The charges of illegal bunkering brought by Nigeria against Dubai-based Monjasa DMCC are unfounded, as the arrested MT Anuket Emerald was in international waters at the time the Nigerian navy boarded and inspected the vessel, Monjasa Group CEO Anders Østergaard said in a statement.
The navy boarded the vessel to check whether it was carrying Nigerian crude. The tests confirmed that the cargo consisted of fuel and diesel oil, and that it was not Nigerian oil, Østergaard said.
”Unfortunately, the local authorities are now trying to charge us with operating in Nigerian territory without permission, even though the ship was beyond the 12 nautical mile radius, thus located in international waters (EEZ),” Østergaard said.

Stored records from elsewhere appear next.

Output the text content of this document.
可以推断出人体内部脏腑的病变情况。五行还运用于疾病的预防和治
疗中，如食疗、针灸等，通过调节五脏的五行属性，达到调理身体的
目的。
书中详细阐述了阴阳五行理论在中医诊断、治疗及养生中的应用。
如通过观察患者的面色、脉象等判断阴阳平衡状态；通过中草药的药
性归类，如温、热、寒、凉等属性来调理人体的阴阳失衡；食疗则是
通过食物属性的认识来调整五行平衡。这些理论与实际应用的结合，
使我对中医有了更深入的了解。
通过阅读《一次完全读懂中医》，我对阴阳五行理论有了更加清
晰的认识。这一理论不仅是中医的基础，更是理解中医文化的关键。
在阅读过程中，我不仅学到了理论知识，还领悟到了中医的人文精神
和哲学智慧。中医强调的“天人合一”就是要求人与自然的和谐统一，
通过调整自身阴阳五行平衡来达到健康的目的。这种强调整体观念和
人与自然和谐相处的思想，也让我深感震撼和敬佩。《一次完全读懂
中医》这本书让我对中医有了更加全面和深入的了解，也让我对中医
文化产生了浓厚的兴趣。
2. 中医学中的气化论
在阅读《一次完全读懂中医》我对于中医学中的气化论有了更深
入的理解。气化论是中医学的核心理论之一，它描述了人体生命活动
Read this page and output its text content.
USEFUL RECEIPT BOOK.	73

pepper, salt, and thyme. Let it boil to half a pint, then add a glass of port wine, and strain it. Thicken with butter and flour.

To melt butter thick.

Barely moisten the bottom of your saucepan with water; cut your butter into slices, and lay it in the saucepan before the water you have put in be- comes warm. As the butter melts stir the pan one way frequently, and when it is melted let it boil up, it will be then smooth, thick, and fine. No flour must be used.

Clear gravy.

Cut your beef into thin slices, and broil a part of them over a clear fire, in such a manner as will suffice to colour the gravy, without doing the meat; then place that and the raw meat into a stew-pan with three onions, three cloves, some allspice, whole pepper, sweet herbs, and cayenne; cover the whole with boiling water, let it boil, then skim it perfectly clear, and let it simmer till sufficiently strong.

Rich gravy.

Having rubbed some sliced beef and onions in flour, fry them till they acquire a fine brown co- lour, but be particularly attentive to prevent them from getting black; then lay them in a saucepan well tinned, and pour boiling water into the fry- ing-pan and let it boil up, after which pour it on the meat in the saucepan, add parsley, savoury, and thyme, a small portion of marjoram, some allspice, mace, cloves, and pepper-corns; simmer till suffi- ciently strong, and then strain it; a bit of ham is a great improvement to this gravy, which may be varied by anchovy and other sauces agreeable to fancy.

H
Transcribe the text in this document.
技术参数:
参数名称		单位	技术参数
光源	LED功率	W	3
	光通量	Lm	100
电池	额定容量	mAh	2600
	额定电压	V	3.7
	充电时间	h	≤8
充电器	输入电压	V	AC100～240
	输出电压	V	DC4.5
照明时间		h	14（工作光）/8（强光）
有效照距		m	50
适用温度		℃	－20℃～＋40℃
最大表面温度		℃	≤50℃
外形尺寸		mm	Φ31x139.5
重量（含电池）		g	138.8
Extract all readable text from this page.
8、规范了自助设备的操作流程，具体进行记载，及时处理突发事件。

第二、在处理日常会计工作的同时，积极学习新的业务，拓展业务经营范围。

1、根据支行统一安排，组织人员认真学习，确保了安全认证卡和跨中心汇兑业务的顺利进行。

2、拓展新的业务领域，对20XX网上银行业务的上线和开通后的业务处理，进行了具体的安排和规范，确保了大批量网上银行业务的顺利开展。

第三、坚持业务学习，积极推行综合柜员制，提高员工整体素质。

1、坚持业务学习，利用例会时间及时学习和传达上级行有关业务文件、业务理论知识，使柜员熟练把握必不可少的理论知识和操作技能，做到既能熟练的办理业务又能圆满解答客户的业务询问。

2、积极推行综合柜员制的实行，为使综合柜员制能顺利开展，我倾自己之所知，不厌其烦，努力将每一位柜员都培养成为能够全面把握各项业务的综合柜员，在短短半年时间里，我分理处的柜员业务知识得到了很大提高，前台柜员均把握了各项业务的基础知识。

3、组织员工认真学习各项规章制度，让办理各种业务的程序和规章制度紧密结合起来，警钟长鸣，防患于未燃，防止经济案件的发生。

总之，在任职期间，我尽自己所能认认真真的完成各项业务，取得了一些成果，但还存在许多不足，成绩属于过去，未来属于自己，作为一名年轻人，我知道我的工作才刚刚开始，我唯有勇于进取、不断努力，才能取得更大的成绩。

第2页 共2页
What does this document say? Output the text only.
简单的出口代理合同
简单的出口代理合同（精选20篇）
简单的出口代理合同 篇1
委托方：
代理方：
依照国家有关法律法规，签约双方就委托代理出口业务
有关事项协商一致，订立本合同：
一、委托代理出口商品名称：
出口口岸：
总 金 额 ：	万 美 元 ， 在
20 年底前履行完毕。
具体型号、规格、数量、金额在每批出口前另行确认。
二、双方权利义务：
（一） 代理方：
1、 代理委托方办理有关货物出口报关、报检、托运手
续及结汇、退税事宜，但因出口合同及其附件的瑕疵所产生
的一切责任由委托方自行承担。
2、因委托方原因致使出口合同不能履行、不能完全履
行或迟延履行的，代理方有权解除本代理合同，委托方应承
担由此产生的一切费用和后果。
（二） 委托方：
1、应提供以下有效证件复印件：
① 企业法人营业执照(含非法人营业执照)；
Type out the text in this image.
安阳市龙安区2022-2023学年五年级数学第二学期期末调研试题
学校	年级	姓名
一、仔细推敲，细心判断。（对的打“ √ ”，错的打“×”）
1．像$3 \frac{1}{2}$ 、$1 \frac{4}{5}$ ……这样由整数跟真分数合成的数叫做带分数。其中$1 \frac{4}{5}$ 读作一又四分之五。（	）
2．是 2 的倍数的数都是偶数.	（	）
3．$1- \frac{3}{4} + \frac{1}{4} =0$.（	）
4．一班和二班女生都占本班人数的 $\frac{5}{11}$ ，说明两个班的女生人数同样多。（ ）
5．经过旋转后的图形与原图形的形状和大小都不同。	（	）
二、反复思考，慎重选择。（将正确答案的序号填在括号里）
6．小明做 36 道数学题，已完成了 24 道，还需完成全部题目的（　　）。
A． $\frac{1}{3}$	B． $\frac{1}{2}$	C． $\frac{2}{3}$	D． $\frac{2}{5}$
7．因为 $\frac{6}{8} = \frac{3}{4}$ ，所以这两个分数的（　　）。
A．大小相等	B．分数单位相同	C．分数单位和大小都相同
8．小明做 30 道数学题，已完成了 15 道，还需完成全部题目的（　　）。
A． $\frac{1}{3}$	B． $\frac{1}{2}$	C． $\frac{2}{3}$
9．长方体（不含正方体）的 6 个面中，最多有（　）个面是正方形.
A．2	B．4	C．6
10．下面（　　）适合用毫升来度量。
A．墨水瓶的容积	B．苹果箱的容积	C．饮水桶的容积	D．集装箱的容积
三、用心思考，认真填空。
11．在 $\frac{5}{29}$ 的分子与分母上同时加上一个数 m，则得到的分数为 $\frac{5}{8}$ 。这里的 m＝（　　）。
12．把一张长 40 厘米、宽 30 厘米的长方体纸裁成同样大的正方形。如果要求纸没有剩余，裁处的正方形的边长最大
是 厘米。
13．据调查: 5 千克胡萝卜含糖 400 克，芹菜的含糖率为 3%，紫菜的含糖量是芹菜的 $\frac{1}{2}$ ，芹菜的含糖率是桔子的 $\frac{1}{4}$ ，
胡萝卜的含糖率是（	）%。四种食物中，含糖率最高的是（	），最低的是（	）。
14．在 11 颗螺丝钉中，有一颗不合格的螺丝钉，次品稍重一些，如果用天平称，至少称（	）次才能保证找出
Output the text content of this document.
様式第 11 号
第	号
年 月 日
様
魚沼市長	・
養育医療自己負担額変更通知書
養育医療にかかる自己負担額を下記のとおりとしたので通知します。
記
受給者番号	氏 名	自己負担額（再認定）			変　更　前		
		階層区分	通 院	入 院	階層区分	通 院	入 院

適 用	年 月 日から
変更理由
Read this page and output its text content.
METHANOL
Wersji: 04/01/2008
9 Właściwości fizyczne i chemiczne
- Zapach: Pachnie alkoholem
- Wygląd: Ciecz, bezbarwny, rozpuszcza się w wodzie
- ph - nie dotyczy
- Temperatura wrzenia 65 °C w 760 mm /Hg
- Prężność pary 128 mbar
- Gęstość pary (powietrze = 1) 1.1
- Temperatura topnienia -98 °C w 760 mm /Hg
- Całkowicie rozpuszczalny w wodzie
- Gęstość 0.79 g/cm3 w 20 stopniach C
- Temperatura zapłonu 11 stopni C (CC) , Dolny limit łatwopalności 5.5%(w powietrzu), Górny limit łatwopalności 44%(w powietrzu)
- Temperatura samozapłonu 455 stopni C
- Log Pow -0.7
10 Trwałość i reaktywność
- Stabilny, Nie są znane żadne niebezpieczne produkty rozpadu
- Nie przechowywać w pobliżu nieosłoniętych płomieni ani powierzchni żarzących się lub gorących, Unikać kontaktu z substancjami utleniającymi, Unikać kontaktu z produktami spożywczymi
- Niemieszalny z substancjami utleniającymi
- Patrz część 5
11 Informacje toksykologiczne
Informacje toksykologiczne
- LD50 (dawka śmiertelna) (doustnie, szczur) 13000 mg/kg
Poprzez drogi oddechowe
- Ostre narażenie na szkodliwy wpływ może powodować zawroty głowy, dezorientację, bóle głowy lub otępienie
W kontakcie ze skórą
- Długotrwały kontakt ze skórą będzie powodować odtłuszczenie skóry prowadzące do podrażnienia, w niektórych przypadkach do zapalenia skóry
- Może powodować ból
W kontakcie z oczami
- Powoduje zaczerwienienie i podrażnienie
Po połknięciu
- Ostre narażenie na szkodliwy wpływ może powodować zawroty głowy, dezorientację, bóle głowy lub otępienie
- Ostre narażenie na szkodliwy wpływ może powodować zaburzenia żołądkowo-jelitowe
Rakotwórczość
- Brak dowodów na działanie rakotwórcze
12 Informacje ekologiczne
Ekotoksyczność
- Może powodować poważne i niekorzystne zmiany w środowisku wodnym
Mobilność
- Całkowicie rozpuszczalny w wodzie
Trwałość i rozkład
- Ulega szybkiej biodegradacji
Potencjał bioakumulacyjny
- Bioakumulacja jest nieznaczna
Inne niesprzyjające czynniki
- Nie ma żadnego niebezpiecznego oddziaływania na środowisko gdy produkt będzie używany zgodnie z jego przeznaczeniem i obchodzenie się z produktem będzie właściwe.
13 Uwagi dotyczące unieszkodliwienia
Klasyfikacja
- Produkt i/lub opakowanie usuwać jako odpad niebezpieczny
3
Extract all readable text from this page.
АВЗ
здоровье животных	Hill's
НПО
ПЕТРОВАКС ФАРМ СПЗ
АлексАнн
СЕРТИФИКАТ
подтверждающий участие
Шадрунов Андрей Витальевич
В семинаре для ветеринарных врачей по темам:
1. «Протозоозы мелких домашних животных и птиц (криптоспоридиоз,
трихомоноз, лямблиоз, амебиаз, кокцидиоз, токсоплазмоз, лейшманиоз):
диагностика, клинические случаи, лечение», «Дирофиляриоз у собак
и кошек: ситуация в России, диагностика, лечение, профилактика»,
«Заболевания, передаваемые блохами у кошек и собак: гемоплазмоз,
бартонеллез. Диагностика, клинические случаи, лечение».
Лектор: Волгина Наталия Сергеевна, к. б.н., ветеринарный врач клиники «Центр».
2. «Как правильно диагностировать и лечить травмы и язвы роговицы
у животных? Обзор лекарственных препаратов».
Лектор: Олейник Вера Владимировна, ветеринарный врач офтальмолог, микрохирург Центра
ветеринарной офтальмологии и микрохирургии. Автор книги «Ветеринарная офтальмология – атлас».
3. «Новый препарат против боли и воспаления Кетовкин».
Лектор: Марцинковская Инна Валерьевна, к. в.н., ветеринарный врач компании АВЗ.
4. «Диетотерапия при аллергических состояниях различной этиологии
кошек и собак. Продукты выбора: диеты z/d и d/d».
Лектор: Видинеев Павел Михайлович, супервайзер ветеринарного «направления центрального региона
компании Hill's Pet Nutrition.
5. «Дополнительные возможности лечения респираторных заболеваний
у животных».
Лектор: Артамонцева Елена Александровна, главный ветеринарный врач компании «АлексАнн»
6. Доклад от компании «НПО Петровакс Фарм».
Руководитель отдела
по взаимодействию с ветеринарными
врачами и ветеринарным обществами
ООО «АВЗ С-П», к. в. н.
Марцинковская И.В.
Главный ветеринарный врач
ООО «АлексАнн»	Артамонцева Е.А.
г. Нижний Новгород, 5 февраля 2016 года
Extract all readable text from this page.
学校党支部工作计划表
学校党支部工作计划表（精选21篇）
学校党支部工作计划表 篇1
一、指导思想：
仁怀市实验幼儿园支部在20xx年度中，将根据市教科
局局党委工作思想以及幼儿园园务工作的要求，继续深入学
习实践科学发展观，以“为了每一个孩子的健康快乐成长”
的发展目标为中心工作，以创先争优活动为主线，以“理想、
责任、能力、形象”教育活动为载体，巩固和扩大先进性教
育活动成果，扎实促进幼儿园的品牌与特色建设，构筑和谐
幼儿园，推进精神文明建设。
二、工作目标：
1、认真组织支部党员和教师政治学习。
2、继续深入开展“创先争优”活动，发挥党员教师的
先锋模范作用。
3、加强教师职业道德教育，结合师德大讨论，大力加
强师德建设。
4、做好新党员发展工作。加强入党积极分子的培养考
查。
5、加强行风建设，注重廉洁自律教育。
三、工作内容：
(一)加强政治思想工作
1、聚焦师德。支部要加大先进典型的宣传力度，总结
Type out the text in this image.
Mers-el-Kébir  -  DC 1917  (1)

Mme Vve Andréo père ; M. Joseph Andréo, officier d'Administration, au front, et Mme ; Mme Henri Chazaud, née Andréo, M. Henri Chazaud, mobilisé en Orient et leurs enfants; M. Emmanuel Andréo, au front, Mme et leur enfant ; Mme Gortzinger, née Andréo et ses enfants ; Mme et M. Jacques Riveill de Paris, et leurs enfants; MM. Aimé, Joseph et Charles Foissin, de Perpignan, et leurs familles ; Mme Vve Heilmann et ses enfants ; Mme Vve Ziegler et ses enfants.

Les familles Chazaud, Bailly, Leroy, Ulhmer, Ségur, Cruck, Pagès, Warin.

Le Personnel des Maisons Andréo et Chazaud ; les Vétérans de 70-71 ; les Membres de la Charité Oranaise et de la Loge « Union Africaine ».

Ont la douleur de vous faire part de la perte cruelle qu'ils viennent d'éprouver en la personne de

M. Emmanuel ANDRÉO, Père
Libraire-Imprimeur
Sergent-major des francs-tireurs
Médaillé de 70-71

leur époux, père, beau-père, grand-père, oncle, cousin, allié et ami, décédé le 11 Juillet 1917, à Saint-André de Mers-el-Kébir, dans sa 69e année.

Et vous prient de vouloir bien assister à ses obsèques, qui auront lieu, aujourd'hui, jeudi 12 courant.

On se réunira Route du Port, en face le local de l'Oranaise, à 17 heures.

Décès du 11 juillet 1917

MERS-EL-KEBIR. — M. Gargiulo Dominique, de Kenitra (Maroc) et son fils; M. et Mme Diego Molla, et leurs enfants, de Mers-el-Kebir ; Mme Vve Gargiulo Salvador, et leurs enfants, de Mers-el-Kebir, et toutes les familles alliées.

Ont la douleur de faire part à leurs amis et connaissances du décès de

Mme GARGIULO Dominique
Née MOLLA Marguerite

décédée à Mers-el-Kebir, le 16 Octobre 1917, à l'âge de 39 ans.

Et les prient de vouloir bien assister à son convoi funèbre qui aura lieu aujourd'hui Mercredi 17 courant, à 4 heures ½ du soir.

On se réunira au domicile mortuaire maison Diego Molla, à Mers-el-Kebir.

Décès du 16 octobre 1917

”But this case, along with the recent one in Angola, unfortunately illustrates clearly that several sovereign states are trying to claim rights to the EEZ zone. Right now this is just a matter of getting our ship and crew out sailing safely again. And of course I should mention that both ship owner and charter, as well as our respective P&I clubs, are on the same side in this event.”
As World Maritime News reported, Nigeria’s Economic and Financial Crimes Commission (EFCC) arraigned Monjasa DMCC, Glencore Energy UK Limited, the vessel MT Anuket Emerald, and 14 foreign nationals alleged to be involved in illegal oil bunkering on a 4-count charge bordering on conspiracy and illegal dealing in petroleum products.
The case was adjourned to June 17, 18 and 19, 2015 for commencement of trial.
Monjasa DMCC is part of Monjasa Group, a Danish bunker and tanker company, and as of yesterday, an oil trading company.